Defining Car Write Off Categories

This article was composed by Marcus Rockey from CarVeto, a popular vehicle check service for private motorists buying or selling a used vehicle and checking its history. Visit their website to access a free car history check for any UK registered vehicle.

When a car has been involved in a road traffic accident with insurance company involvement, the insurer needs to determine if repairs are affordable or not. If repair is greater than the value of the car, it will be written off. The insurer will use a vehicle assessor to calculate repair costs and decide on the next steps.

Alt text 'Toyota classified with write off status Cat N'

Determining The Category Of Damage

The insurance company must return the vehicle to its original condition before it is damaged. But repair costs may be expensive depending on the type of car and extent of damage, with some repairs being made at specialist refurbishment centres.

ABI And Salvage Codes

The Association of British Insurers (ABI) provide updated write off categories that came into effect in 2017.

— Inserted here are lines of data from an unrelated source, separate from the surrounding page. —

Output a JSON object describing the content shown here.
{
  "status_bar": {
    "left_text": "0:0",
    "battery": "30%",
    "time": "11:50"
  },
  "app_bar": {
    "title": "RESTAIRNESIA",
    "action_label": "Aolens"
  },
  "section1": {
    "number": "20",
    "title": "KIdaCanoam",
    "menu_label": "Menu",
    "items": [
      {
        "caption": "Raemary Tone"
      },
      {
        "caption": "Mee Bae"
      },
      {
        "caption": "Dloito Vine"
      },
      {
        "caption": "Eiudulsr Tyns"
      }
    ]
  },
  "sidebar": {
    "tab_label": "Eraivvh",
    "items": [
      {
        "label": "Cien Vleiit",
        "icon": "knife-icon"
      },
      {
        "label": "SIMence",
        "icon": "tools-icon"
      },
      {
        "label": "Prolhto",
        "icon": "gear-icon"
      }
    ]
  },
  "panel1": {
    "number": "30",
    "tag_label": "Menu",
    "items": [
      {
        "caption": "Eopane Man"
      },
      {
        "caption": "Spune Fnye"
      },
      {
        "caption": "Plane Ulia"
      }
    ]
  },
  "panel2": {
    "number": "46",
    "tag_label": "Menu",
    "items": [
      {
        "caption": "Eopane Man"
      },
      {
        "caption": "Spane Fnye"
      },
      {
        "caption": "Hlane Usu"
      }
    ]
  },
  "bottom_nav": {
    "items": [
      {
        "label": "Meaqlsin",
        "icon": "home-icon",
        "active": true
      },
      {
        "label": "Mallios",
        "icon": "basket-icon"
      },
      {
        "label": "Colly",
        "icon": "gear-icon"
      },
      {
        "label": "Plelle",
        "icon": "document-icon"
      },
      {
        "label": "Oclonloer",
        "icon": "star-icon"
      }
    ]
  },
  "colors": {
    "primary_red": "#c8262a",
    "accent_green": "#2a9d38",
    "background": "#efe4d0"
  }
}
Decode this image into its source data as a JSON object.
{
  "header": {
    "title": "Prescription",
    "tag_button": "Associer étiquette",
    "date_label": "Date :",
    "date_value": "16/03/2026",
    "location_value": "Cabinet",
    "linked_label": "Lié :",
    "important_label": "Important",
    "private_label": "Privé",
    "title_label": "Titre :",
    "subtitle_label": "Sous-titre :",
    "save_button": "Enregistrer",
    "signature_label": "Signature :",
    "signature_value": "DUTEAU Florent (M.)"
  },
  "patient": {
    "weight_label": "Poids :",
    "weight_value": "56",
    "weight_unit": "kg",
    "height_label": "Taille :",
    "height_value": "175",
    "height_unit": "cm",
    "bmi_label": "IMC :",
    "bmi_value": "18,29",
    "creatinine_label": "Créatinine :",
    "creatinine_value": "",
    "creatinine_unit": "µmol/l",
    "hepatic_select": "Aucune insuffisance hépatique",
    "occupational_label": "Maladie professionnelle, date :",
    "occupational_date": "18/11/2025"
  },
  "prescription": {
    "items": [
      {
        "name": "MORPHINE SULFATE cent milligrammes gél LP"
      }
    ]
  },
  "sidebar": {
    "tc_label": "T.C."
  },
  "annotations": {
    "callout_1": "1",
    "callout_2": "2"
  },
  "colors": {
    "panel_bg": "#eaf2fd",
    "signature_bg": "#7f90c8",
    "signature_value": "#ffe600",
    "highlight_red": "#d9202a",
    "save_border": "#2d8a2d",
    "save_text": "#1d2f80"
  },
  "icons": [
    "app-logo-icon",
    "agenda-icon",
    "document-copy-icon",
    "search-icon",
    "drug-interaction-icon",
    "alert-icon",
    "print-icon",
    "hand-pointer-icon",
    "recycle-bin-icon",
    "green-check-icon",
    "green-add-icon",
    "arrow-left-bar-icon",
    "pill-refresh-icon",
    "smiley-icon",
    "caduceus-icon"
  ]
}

Pre 2017, write-off’s were classified as:

Cat A: Scrap no salvageable vehicle including all parts
Cat B: Scrap the chassis and car body shell, but some undamaged parts may be repurposed/reused
Cat C: Vehicle is repairable, but the cost of repairs exceeds car value before the damage
Cat D: The vehicle is repairable, but the cost of repairs exceeds car value before the damage

Update salvage costs, post-2017:

Cat A: Scrap non-salvageable vehicle including all parts
Cat B: Scrap the chassis and car body shell, but some undamaged parts may be repurposed/reused
Cat S: Structural damage but can be repaired
Cat N: Non-structural damage but can be repaired

To summarise, Cat A and B salvage codes have remained the same. Such vehicles are beyond repair and must be destroyed (except undamaged parts for Cat B vehicles). Cat C and D are renewed to S and N. Such vehicles qualify for potential repair, but the costs involved were more significant than the car’s worth.

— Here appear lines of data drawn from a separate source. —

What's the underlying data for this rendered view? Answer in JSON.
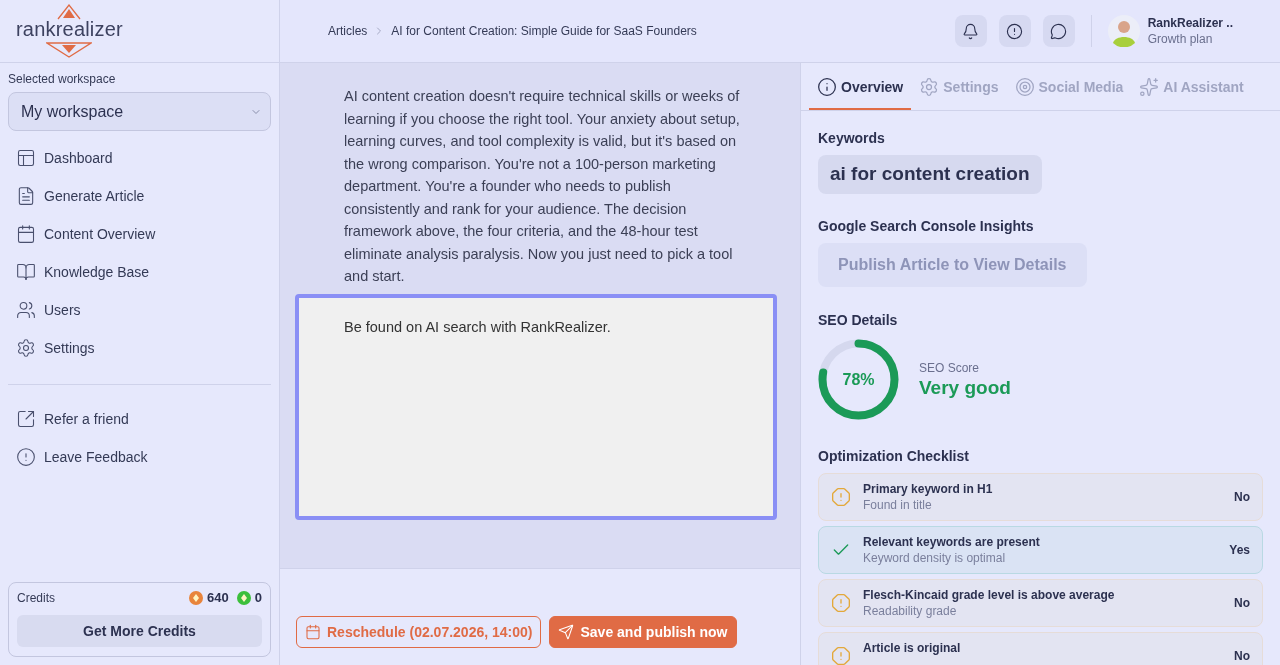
{
  "sidebar": {
    "logo": "rankrealizer",
    "workspace_label": "Selected workspace",
    "workspace": {
      "value": "My workspace"
    },
    "nav_items": [
      {
        "label": "Dashboard"
      },
      {
        "label": "Generate Article"
      },
      {
        "label": "Content Overview"
      },
      {
        "label": "Knowledge Base"
      },
      {
        "label": "Users"
      },
      {
        "label": "Settings"
      }
    ],
    "secondary_items": [
      {
        "label": "Refer a friend"
      },
      {
        "label": "Leave Feedback"
      }
    ],
    "credits": {
      "label": "Credits",
      "balances": [
        {
          "value": "640",
          "color": "#e8843c"
        },
        {
          "value": "0",
          "color": "#3cbf3c"
        }
      ],
      "button": "Get More Credits"
    }
  },
  "header": {
    "breadcrumbs": [
      "Articles",
      "AI for Content Creation: Simple Guide for SaaS Founders"
    ],
    "user": {
      "name": "RankRealizer ..",
      "plan": "Growth plan"
    }
  },
  "article": {
    "paragraphs": [
      "AI content creation doesn't require technical skills or weeks of learning if you choose the right tool. Your anxiety about setup, learning curves, and tool complexity is valid, but it's based on the wrong comparison. You're not a 100-person marketing department. You're a founder who needs to publish consistently and rank for your audience. The decision framework above, the four criteria, and the 48-hour test eliminate analysis paralysis. Now you just need to pick a tool and start."
    ],
    "selected_block": {
      "text": "Be found on AI search with RankRealizer."
    }
  },
  "footer": {
    "buttons": [
      {
        "kind": "outline",
        "label": "Reschedule (02.07.2026, 14:00)"
      },
      {
        "kind": "primary",
        "label": "Save and publish now"
      }
    ]
  },
  "panel": {
    "tabs": [
      {
        "label": "Overview",
        "selected": true
      },
      {
        "label": "Settings",
        "selected": false
      },
      {
        "label": "Social Media",
        "selected": false
      },
      {
        "label": "AI Assistant",
        "selected": false
      }
    ],
    "keywords": {
      "title": "Keywords",
      "items": [
        "ai for content creation"
      ]
    },
    "gsc": {
      "title": "Google Search Console Insights",
      "button": {
        "label": "Publish Article to View Details",
        "disabled": true
      }
    },
    "seo": {
      "title": "SEO Details",
      "score": "78%",
      "level": 0.78,
      "score_label": "SEO Score",
      "rating": "Very good"
    },
    "checklist": {
      "title": "Optimization Checklist",
      "items": [
        {
          "title": "Primary keyword in H1",
          "detail": "Found in title",
          "passed": false,
          "result": "No"
        },
        {
          "title": "Relevant keywords are present",
          "detail": "Keyword density is optimal",
          "passed": true,
          "result": "Yes"
        },
        {
          "title": "Flesch-Kincaid grade level is above average",
          "detail": "Readability grade",
          "passed": false,
          "result": "No"
        },
        {
          "title": "Article is original",
          "passed": false,
          "result": "No"
        }
      ]
    }
  }
}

Handling Your Insurance Company And Damaged Car

Insurance claims involve more than repair costs. Insurers need to calculate courtesy car use, admin costs and continued vehicle depreciation. These additional costs can push a damaged vehicle into a write off classification.

Repair To Value Ratios

Each insurer has its repair to value ratio, and these usually range from 50% to 60%. It means that should calculated repair bills exceed the repair value ratio; the insurer is likely to deem the car a write off. It’s all about repair economy. If a vehicle costs too much to fix, it will be sent to salvage.

Keeping A Write Off

In some cases, the car owner may buy their damaged car back from the insurance company after the write off status has been declared. This is after the insurer has paid out the insurance claim to the registered keeper. Cat A and B cars are permanently destroyed, so buyback is not permitted. But Cat S and N vehicles qualify for a buyback. Drivers will need to discuss this process with their insurer.

Donating A Car Write Off

Giveacar is a social enterprise that recycles old or written off vehicles while raising money. If you have been thinking of supporting a charity, why not donate your car with Giveacar. Use this link for more details about buying your old written off vehicle back from your insurer and donating it! Here are some of the charities you can choose from to donate your vehicle.

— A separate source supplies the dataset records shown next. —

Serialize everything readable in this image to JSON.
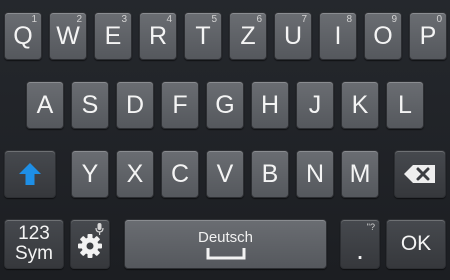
{
  "keyboard": {
    "row1": [
      {
        "letter": "Q",
        "hint": "1"
      },
      {
        "letter": "W",
        "hint": "2"
      },
      {
        "letter": "E",
        "hint": "3"
      },
      {
        "letter": "R",
        "hint": "4"
      },
      {
        "letter": "T",
        "hint": "5"
      },
      {
        "letter": "Z",
        "hint": "6"
      },
      {
        "letter": "U",
        "hint": "7"
      },
      {
        "letter": "I",
        "hint": "8"
      },
      {
        "letter": "O",
        "hint": "9"
      },
      {
        "letter": "P",
        "hint": "0"
      }
    ],
    "row2": [
      "A",
      "S",
      "D",
      "F",
      "G",
      "H",
      "J",
      "K",
      "L"
    ],
    "row3": [
      "Y",
      "X",
      "C",
      "V",
      "B",
      "N",
      "M"
    ],
    "sym_key": {
      "line1": "123",
      "line2": "Sym"
    },
    "space_label": "Deutsch",
    "period_key": {
      "label": ".",
      "hint": "\"?"
    },
    "ok_label": "OK",
    "accent_color": "#1e8fe6",
    "icons": {
      "shift": "shift-up-arrow-icon",
      "backspace": "backspace-icon",
      "settings": "settings-gear-icon",
      "mic": "microphone-icon"
    }
  }
}
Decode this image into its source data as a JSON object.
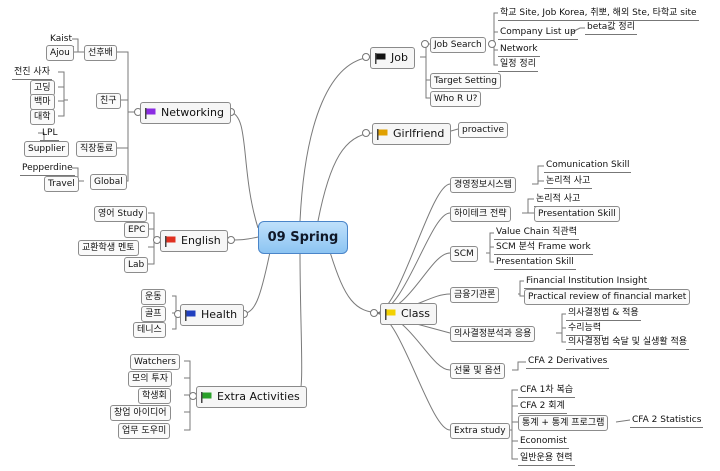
{
  "center": "09 Spring",
  "colors": {
    "job": "#111111",
    "girlfriend": "#e0a000",
    "class": "#f2d000",
    "networking": "#8a2be2",
    "english": "#e03020",
    "health": "#1f3fbf",
    "extra": "#2aa02a"
  },
  "job": {
    "label": "Job",
    "job_search": {
      "label": "Job Search",
      "item1": "학교 Site, Job Korea, 취뽀, 해외 Ste, 타학교 site",
      "company_list": "Company List up",
      "beta": "beta값 정리",
      "network": "Network",
      "schedule": "일정 정리"
    },
    "target_setting": "Target Setting",
    "who_r_u": "Who R U?"
  },
  "girlfriend": {
    "label": "Girlfriend",
    "proactive": "proactive"
  },
  "class": {
    "label": "Class",
    "mis": {
      "label": "경영정보시스템",
      "items": [
        "Comunication Skill",
        "논리적 사고"
      ]
    },
    "hitech": {
      "label": "하이테크 전략",
      "items": [
        "논리적 사고",
        "Presentation Skill"
      ]
    },
    "scm": {
      "label": "SCM",
      "items": [
        "Value Chain 직관력",
        "SCM 분석 Frame work",
        "Presentation Skill"
      ]
    },
    "finance": {
      "label": "금융기관론",
      "items": [
        "Financial Institution Insight",
        "Practical review of financial market"
      ]
    },
    "decision": {
      "label": "의사결정분석과 응용",
      "items": [
        "의사결정법 & 적용",
        "수리능력",
        "의사결정법 숙달 및 실생활 적용"
      ]
    },
    "futures": {
      "label": "선물 및 옵션",
      "items": [
        "CFA 2 Derivatives"
      ]
    },
    "extra_study": {
      "label": "Extra study",
      "items": [
        "CFA 1차 복습",
        "CFA 2 회계",
        "통계 + 통계 프로그램",
        "Economist",
        "일반운용 현력"
      ],
      "cfa_stats": "CFA 2 Statistics"
    }
  },
  "networking": {
    "label": "Networking",
    "seonhubae": {
      "label": "선후배",
      "items": [
        "Kaist",
        "Ajou"
      ]
    },
    "friends": {
      "label": "친구",
      "items": [
        "전진 사자",
        "고딩",
        "백마",
        "대학"
      ]
    },
    "colleagues": {
      "label": "직장동료",
      "items": [
        "LPL",
        "Supplier"
      ]
    },
    "global": {
      "label": "Global",
      "items": [
        "Pepperdine",
        "Travel"
      ]
    }
  },
  "english": {
    "label": "English",
    "items": [
      "영어 Study",
      "EPC",
      "교환학생 멘토",
      "Lab"
    ]
  },
  "health": {
    "label": "Health",
    "items": [
      "운동",
      "골프",
      "테니스"
    ]
  },
  "extra": {
    "label": "Extra Activities",
    "items": [
      "Watchers",
      "모의 투자",
      "학생회",
      "창업 아이디어",
      "업무 도우미"
    ]
  }
}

Notify DVLA Of Write Off Status

It’s usually the car owner’s responsibility to let DVLA know the car is a write-off. There are circumstances where the insurer informs DVLA via the V5C logbook. If the insurance company do not notify DVLA, it remains the responsibility of the registered keeper.

Stolen And Written Off

The Police recover around 50% of stolen vehicles. Often, they have suffered damage of one kind or another. Some are so severely damaged they are written off. These vehicles are classified in the same way as any other accident damaged vehicle with a write off status.

Motor Insurance Anti-Fraud Theft Register (MIAFTR) are notified when a car is recovered but not written off. It ensures the car and its appending reg number are removed from the write off alert register (an essential process in minimising the impacts of theft whilst helping to maintain car value).

Insuring A Write Off Repaired Vehicle

There are a few companies that provide insurance cover for cars written off and repaired. Again, Cat A and B write offs are destroyed, but Cat S and N can be insured if they are professionally repaired and have a new MOT test (when the car is over 3-years of age). Some insurers will also ask for a professional engineers report outlining previous damage, repairs, and replaced parts. But, this process differs with each potential insurer.

Final Comments On Write Off

As a general rule, vehicles written off, repaired and put back on the road tend to be older. Because older cars are generally worth less, they are susceptible to becoming written off as repair costs quickly exceed their lower value.

If you choose to buy a written-off car, get a proper car history check before buying. Some vehicle data services now offer a list of zones where a car was damaged. The data can be helpful for buyers who can make visual inspections of the repair work before they commit to buying.

But note, written off cars are almost always worth less. How much will depend on the make model of the car and the extent of damage.